L’ouvrage, à la fois très didactique et pédagogique, est scindé en neuf chapitres chronologiques regroupés en deux parties consacrées à la Question d’Orient (1835-1923) et à la nouvelle Question d’Orient (1924-2016). L’appareil critique (chronologie, historiographie, bibliographie commentée) est un modèle du genre, même si l’on aurait aimé davantage de cartes. Les trois derniers chapitres (Entre redressement et échecs – La fin du Raïs – L’implantation de Da’ech) représentent l’apport le plus novateur d’André Martel à l’historiographie immédiate. L’auteur revisite l’enchaînement tragique de l’histoire libyenne de ces trente dernières années, depuis les raids américains de 1986, en prenant la hauteur nécessaire pour resituer les événements dans leur contexte global (géopolitique, économique, sociologique, idéologique, religieux et même philosophique avec une réflexion critique très intéressante sur le concept de choc des civilisations). L’auteur postule que tout espace humain à la confluence de cultures diverses – ici l’espace libyen – doit être étudié dans toute sa complexité pour comprendre et évaluer ses chances d’unité et de cohésion. Il montre comment par-delà le temps, certains acteurs internationaux apparaissent au premier plan de l’histoire libyenne (Égypte, Empire ottoman, Italie, États-Unis), puis régressent sans jamais disparaître pour autant. Il démontre également les contradictions d’un pays passé de statut en statut et qui a finalement opté, au moment de son indépendance, pour le nom donné par son dernier colonisateur.
Comme le souligne Jacques Frémeaux, André Martel dépeint splendidement le projet Kadhafi d’une Libye contemporaine tout aussi utopique que destructrice (chapitres 6 et 7) qui aurait pu inspirer une tragédie antique.
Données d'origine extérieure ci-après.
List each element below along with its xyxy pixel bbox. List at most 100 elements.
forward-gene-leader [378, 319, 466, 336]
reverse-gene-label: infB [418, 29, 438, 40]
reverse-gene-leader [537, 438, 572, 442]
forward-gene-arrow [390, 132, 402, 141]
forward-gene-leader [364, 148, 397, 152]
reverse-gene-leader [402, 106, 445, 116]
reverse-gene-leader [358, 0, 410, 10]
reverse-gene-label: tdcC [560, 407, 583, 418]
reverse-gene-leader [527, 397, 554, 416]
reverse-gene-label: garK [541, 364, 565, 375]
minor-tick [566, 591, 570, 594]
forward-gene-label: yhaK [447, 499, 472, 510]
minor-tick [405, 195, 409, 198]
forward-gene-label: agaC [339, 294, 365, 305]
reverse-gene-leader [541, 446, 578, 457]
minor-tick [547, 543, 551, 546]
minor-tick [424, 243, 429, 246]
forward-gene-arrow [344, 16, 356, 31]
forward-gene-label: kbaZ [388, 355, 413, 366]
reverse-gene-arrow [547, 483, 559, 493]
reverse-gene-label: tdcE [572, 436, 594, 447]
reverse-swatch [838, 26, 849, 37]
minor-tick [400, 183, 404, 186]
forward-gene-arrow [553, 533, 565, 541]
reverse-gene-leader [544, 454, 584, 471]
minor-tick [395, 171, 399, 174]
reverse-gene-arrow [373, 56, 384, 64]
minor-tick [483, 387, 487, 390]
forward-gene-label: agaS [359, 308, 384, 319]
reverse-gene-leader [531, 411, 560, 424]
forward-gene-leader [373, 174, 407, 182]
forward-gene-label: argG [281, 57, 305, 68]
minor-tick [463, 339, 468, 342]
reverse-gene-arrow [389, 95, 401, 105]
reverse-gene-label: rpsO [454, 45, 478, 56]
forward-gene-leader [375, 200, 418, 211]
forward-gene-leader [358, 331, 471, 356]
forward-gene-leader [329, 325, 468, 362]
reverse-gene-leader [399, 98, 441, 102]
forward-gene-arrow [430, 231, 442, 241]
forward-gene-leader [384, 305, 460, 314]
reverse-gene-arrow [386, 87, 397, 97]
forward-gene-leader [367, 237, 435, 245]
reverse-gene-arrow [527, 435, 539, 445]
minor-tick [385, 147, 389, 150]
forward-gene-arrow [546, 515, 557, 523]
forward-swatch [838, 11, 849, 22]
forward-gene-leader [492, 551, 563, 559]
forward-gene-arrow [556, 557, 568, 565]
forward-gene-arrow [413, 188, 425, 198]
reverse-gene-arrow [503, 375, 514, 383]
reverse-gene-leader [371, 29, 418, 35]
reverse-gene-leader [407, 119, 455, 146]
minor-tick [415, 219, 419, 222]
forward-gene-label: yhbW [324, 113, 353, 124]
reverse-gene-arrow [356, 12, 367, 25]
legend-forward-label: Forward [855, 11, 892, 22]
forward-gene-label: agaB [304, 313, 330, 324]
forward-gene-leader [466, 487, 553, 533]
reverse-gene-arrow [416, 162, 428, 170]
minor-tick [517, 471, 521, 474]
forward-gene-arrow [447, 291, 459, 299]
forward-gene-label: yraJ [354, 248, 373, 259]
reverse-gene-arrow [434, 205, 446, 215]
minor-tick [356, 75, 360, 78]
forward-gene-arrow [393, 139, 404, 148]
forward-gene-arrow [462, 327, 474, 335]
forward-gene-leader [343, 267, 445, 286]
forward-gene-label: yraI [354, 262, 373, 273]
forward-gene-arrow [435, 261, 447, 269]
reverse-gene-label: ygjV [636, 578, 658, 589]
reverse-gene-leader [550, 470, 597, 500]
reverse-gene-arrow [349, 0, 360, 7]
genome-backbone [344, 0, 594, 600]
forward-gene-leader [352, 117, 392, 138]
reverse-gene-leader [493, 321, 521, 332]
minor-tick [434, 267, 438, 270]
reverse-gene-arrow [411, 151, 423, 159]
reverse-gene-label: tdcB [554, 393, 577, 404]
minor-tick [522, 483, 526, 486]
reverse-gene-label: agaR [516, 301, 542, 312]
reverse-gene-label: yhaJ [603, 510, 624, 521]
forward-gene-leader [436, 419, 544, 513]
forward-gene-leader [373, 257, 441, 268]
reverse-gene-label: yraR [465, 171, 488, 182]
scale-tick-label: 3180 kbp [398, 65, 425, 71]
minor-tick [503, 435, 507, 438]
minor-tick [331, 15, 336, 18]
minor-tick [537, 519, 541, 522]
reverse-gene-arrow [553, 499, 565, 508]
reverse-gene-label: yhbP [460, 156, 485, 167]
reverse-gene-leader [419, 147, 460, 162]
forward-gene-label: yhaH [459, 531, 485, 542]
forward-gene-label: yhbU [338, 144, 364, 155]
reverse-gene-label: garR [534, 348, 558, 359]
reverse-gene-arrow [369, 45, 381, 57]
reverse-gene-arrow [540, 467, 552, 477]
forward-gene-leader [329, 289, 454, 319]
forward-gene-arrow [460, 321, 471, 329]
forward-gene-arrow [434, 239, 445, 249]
Yasmina Khadra s’en est chargé avec sa très fascinante Dernière nuit du Raïs (Pocket, 2016) dont la lecture complète très intelligemment celle du livre d’André Martel qui conclut lui-même sa démonstration limpide par le constat suivant : « Liquider Kadhafi ? Pour faire place à qui ou à quoi et comment ? (…) Au bout du compte, le seul véritable obstacle : constituer un gouvernement accepté par les populations de deux régions dont les leaders internationaux ignorent délibérément non seulement la différenciation millénaire mais aussi l’opposition séculaire entre une Tripolitaine phénicienne et romaine avant même d’être maghrébine et une Cyrénaïque grecque puis hellénistique rattachée au Machreq ; deux pays que l’Islam et l’arabité n’ont jamais véritablement unifiés ».
Au bilan, l’ouvrage du professeur André Martel s’impose d’emblée comme une véritable référence pour tout étudiant, chercheur ou expert institutionnel souhaitant mieux comprendre la mosaïque libyenne d’aujourd’hui et de demain. Compte tenu de sa qualité – et c’est bien la seule réserve que l’on puisse formuler – l’on ne peut que regretter que ce livre n’ait pas trouvé d’autre éditeur que L’Harmattan, les « grandes » maisons d’édition se montrant de plus en plus frileuses pour sortir des sentiers rebattus. La détermination d’André Martel à diffuser son savoir immense et son analyse englobante n’en a que plus de mérite.